I wanted to see “Lord Save Us From Your Followers” when it first came out last year, but for a variety of reasons, I never quite made it to the theater. Last night, my church held a public showing of the film, and I must say I regret all of my excuses for not seeing it earlier.

The movie was convicting to say the least. Toward the end of it, I was fighting back tears. This is unusual because Uncle Luther simply does not cry. But you don’t care about me— if you care at all— you care about my thoughts on the movie.

The Gist:
Christian culture and secular culture are often at odds, but nobody is communicating. In fact, the sharing of worldviews and faith ideas have degenerated into a shouting match where everybody’s screaming, but nobody’s listening. To get to the bottom of this, Dan Merchant dons a white jumpsuit covered in popular Christian, anti-Christian and political bumper stickers and canvases the country talking to people about their thoughts on Christianity.

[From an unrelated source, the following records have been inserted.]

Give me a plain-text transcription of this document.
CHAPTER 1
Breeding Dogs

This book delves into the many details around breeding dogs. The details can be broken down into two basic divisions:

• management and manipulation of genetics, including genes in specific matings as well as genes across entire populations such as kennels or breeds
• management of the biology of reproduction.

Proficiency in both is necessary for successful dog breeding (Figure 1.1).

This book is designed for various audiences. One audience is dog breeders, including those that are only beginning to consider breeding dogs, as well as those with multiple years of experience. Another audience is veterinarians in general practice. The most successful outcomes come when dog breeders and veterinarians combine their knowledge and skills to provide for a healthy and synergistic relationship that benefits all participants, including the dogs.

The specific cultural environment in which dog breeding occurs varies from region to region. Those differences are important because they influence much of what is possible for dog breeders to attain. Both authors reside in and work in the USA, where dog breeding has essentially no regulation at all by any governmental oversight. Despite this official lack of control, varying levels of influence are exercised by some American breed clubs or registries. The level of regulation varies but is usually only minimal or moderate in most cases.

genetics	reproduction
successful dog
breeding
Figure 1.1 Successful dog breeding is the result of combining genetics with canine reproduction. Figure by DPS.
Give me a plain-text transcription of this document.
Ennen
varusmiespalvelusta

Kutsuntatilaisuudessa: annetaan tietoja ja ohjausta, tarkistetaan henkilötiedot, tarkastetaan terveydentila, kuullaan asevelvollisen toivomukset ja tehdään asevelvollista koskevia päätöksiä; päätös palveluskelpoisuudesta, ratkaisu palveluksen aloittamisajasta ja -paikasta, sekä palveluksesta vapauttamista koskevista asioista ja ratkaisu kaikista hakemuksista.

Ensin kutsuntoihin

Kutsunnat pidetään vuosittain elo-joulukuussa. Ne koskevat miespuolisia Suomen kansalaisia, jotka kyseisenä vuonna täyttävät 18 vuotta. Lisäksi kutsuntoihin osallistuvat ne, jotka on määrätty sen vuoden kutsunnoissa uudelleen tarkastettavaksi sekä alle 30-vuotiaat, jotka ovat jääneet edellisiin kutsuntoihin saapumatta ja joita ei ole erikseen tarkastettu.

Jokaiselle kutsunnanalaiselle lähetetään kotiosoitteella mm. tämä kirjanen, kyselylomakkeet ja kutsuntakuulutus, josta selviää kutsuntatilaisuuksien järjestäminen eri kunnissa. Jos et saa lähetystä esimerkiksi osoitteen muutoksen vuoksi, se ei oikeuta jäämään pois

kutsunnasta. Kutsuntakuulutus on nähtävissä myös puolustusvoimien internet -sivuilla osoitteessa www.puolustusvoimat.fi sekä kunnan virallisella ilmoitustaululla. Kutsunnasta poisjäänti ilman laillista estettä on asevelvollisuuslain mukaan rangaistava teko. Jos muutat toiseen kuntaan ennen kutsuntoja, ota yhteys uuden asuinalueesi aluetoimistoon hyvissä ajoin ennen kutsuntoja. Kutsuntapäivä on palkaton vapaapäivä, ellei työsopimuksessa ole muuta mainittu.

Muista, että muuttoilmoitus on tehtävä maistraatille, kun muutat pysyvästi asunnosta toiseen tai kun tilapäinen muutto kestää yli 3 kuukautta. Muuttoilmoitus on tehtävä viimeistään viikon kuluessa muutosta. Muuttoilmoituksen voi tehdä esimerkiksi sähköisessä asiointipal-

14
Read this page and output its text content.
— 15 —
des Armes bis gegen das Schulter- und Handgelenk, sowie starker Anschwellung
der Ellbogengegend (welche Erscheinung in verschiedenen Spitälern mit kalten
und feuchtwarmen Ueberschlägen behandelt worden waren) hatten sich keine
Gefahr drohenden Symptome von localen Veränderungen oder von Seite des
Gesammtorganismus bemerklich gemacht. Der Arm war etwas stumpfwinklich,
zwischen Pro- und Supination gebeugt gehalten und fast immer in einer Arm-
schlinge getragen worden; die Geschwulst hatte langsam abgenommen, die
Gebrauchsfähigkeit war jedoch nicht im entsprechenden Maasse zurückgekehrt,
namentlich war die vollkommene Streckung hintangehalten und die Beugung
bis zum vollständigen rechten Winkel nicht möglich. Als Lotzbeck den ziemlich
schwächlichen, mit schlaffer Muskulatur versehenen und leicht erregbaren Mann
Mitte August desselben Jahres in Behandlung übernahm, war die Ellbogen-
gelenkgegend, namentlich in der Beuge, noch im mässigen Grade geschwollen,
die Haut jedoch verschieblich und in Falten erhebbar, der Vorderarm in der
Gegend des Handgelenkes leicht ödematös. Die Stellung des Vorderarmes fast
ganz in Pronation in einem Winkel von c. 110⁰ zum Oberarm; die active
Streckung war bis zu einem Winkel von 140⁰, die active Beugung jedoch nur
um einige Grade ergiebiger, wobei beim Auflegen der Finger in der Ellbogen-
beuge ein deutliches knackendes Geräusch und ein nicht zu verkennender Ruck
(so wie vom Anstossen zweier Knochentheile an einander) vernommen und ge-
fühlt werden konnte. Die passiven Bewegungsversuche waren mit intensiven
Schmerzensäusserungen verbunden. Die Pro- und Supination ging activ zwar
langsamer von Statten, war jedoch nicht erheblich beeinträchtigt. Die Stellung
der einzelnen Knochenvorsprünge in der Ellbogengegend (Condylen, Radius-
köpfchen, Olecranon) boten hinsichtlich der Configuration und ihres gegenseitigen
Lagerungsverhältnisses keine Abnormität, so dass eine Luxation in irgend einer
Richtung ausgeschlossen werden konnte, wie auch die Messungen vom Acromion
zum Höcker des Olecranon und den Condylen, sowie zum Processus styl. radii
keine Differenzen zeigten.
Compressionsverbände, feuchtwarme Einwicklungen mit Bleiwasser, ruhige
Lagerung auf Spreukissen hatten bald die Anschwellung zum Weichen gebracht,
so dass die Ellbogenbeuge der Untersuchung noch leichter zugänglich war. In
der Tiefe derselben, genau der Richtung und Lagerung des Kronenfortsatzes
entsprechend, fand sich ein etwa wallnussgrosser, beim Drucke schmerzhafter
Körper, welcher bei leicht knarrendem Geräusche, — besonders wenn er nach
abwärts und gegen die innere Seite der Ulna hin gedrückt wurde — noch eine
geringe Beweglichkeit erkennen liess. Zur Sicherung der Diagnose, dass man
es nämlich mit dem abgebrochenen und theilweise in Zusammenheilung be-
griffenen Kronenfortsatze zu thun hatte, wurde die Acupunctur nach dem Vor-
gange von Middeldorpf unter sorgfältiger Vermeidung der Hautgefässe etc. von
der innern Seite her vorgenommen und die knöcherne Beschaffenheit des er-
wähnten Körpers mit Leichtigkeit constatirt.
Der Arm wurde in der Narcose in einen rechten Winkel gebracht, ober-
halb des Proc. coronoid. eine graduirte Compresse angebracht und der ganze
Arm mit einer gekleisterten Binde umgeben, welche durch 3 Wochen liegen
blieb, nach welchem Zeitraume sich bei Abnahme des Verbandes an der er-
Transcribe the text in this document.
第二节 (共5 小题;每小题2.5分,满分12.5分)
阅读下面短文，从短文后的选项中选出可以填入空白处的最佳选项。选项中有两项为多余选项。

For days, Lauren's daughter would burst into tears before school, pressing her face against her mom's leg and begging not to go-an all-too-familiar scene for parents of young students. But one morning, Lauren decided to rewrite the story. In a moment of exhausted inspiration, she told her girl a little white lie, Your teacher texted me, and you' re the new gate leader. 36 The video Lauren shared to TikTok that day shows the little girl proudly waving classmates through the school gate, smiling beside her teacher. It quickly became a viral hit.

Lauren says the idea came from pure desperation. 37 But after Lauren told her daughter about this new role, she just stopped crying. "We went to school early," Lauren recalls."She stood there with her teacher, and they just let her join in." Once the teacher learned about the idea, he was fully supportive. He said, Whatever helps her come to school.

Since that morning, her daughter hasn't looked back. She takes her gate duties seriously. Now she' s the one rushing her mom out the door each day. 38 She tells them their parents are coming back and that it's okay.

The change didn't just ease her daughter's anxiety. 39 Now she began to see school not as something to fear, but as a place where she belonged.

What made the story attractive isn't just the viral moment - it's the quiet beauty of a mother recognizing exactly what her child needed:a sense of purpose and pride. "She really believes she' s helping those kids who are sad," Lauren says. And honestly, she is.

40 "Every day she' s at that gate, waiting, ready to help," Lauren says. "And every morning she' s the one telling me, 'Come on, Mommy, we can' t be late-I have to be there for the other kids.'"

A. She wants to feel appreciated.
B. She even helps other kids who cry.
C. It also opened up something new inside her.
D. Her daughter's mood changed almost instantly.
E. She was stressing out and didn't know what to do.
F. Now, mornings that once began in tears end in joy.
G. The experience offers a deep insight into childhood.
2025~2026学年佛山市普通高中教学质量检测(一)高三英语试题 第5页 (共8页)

One of the discoveries he makes is that Christians are oblivious to the surrounding culture and how they are perceived. They are also particularly oblivious to the fact that “the world” which they espouse hatred for, seems to have a much better handle on who Jesus is than the church crowd does.

Eye-Openers:

  • At one point during the movie, Merchant hosts a Family Feud-style game show that pits the Liberal Media Elite against the Christian Conservatives. Not only did the liberals come out ahead, but the Christians were completely unable to see outside their own bubble to understand the culture. To test this further Merchant did the game show again with college students, thinking perhaps it was a generational issue. The young Christians lost hands down, and their non-believing counterparts rattled off a series of answers to Bible-based questions.
  • We have so tarnished our faith that when people here the word “Christian” attached to an event they immediately think it is a conservative, racist or anti-homosexual event.
  • Despite our tarnishing of the word “Christian,” we have not tarnished Jesus. People still identified Him for His love and forgiveness, and were able to name His good works.
  • We have seriously wounded the homosexual community and done serious damage that would make even the staunchest fundamentalist weep were we to realize the depth of the pain we have caused our fellow human beings.
  • Christians need to apologize more. We who have forgiveness need to do more than offer forgiveness,  we need to beg those we have hurt to forgive us.

Other observations:

  • Tony Campolo is a lot cooler than I thought he was.
  • Al Franken is also a lot cooler than I thought he was.
  • Jesus and politics don’t mix. He is so far above and beyond our pithy political squabbles.
  • Our political squabbles are pithy in comparison to the love of Christ.
  • We cannot continue to condemn people on moral issues while embracing greed in our own lives.
  • We who are known for our literalism don’t take Jesus literally when He says “Man cannot serve both God and Money.”

Reccomendation:

Every Christian needs to see this movie and take its message to heart, but be prepared to be convicted.